Some Remarkable Moments with Mahsati Ganjavi

 

 

INTRODUCTION: Mahsati Ganjavi (also spelled as Mahasti Ganjehii) was an Iranian poetess of 12th century. Her birth-date is unknown but her birth-place is considered to be in Ganja (also spelled as Ganjeh). Ganjeh is presently the second largest city of the Republic of Azerbaijan, a country which is bounded by the Caspian Sea to the east, Russia to the north, Georgia to the northwest, Armenia to the west, and Iran to the south. Mahsati was contemporary to Seljukid Dynasty who ruled most parts of Iran from 1037 to 1194 AD. She was a poetess laureate to the courts of Sultan Muhammad I (1118-1131) and his uncle Sultan Sanjar (1131-1157).

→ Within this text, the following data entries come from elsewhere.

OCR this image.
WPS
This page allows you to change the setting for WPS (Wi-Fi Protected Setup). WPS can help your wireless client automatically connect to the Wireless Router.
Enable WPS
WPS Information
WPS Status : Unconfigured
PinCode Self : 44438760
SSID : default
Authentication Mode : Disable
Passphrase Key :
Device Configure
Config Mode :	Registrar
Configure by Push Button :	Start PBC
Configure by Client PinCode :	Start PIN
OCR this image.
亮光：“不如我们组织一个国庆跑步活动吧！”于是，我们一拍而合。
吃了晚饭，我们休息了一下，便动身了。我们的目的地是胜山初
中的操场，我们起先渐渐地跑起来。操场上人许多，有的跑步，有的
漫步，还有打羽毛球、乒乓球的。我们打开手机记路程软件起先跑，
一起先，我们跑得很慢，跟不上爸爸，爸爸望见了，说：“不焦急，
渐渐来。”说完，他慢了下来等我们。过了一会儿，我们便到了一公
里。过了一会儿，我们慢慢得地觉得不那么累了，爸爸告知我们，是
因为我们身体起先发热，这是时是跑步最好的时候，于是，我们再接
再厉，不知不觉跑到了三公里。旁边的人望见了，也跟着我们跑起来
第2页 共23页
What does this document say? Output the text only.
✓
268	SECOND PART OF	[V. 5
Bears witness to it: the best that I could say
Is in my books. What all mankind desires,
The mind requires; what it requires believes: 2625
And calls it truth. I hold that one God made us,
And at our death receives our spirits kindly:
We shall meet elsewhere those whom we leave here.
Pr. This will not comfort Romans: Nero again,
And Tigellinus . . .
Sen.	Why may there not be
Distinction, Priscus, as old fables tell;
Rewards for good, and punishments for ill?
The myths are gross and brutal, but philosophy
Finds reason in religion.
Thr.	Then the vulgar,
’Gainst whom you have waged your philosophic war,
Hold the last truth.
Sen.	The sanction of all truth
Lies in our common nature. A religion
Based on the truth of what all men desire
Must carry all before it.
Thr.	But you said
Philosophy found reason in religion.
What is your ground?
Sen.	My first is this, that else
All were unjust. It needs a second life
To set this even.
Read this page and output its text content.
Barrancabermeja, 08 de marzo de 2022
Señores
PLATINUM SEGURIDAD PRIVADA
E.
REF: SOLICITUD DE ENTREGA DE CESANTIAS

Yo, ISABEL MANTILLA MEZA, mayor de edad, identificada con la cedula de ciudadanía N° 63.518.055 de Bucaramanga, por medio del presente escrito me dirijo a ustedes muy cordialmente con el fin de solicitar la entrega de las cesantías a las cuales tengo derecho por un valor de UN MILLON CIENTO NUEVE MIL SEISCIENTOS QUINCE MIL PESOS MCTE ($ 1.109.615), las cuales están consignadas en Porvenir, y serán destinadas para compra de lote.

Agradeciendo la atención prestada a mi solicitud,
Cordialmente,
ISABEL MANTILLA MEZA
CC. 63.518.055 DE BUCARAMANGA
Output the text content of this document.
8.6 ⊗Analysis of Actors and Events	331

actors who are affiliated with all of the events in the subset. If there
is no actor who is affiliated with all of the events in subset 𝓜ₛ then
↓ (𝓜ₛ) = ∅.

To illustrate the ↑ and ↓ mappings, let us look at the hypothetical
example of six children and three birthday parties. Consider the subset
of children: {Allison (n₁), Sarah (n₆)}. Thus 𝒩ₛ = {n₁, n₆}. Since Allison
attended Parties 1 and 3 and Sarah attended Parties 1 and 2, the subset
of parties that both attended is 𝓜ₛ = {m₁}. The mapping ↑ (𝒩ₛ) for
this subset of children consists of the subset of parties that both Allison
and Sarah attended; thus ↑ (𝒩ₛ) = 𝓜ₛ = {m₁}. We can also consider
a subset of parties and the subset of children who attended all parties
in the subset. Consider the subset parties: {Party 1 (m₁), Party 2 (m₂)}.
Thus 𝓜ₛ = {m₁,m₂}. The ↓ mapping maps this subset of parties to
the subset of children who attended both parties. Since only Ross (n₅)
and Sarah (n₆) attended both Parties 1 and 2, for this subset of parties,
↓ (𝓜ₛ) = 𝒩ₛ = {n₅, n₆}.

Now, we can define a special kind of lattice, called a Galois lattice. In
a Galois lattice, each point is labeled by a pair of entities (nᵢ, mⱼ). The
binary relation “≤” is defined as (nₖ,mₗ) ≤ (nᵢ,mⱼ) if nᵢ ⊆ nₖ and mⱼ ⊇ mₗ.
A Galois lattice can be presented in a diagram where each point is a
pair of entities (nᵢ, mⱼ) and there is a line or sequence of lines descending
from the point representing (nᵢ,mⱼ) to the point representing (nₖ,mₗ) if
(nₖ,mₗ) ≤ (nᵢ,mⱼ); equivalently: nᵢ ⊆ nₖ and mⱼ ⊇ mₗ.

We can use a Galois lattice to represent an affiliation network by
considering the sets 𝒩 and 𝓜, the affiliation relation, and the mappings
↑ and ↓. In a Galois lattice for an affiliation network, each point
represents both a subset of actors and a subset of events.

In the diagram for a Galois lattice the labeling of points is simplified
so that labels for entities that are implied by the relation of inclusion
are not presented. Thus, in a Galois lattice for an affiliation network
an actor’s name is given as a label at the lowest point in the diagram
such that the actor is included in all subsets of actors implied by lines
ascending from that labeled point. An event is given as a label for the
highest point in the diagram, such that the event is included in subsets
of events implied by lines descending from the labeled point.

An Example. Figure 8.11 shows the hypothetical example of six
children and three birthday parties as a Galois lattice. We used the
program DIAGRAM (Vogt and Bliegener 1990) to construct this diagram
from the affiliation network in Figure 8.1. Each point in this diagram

HER POEMS: In the history of Persian Poetry, Mahsati is known as a famous composer of the Quatrains (Rubaiyat), which are glorifying the joy of living and the fullness of love. It is documented that Mahsati obtained the title of poetess laureate to the court of Sultan Sanjar due to the extemporizing (in Persian: Felbedaheh Sorodan) poem on ‘Silver Sheet’, which she composed it one evening when Sultan Sanjar found a sudden fall of snow had covered the ground as he left the Court Hall to mount his horse. Here is the English version of the quatrain of Silver Sheet as translated by the late Professor Edward Granville Browne (1862-1926), a British scholar on Persian Literature:

For thee hath Heaven saddled Fortune’s steed,
O, King, and chosen thee from all who lead,
Now over the Earth it spreads a silver sheet
To guard from mud thy gold-shod charger’s feet

Here are also a selection of the quatrains composed by Mahsati Ganjavi:

“Don’t ever wait from other any help when you’re in need
O Heart, they scarcely would proffer a dried and withered reed.
Stinginess makes each a beast, but thriftiness sustain at least,
So when your means are rather poor, watch with care expenditure”:
Ttranslated by Gladys Evans.

View the Persian text on Poem 1: here.

“No force can bind us: pull of moment, arrows flying home,
Nor any wild nostalgia that seized our hearts whilom.
Though my soft braids turned chains of steel and anchored in your heart,
Could any chain keep me at home if I should wish to roam”:
Ttranslated by Gladys Evans.
Another translation of the same poem by an Unknown Translator:
We can’t be halted by tip of the arrow
In a melancholic cell
The one whose hair is like a chain for the lover
Can’t be chained indoor.

View the Persian text on Poem 2: here.

“Since there is nothing left for whatever exists except wind through the hand
Since everything is immutable and has an end
Think that everything that exists, does not exist
And that which does not exis it is like it exists”:
Unknown Translator.
Another translation of the same poem by this author (MSN):
“Nothing is eternal but a gusty wind
Everything can be worn out and has an end
You better think nothing exists in this global atmosphere
And just imagine the things that do not exist are really somewhere here”: MSN.

View the Persian text on Poem 3: here.

“There is goblet in our one hand, Quran is in other
We are sometimes awake, sometimes drunken
Who are we in this frail world?
We are not giaour, but not real Muslim too”: Unknown Translator

View the Persian text on Poem 9: here

The Persian texts of some other verses composed by Mahsati can be viewed online.

HER POPULARITY IN IRAN AND ELSEWHERE: After almost 900 years, Mahsati Ganjavi is still highly respected in most parts of Iran for her courageous poetry condemning religious fanaticism, religious prejudices, hypocrisy and dogmas. In the city of Ganjeh in the Republic of Azerbaijan, a street, a school, an academic institution, a museum, and some other places have been named after Mahsati Ganjavi. The Monument of Mahsati Ganjavi was also set up in Ganjeh in 1980.

Manouchehr Saadat Noury, PhD

REFERENCES
Brown, E. G. (1924): A Literary History of Iran, ed., Cambridge University Press.
Evans, G. (2001): Online Article on ‘Azeri Literature’, Translated by Gladys Evans.
Geocities Website (2006): Online Article on ‘Mahsati Ganjavi-XII century’.
Saadat Noury, M. (2006): Various Articles on the History of the Persian Poetry.
Saadat Noury, M. (2006): Online Article on Iranian Poetess Masati Ganjavi.
Saadat Noury, M. (2006): Online Note on the Poetry House of Masati Ganjavi.
Saadat Noury, M. (2010): Online Article on Masati Ganjavi & her Poems (in Persian).
Various Sources (2010): Persian Texts of the poems composed by Mahsati.
Wikipedia Free Encylopedia (2010): Online Article on ‘Mahsati Ganjavi’.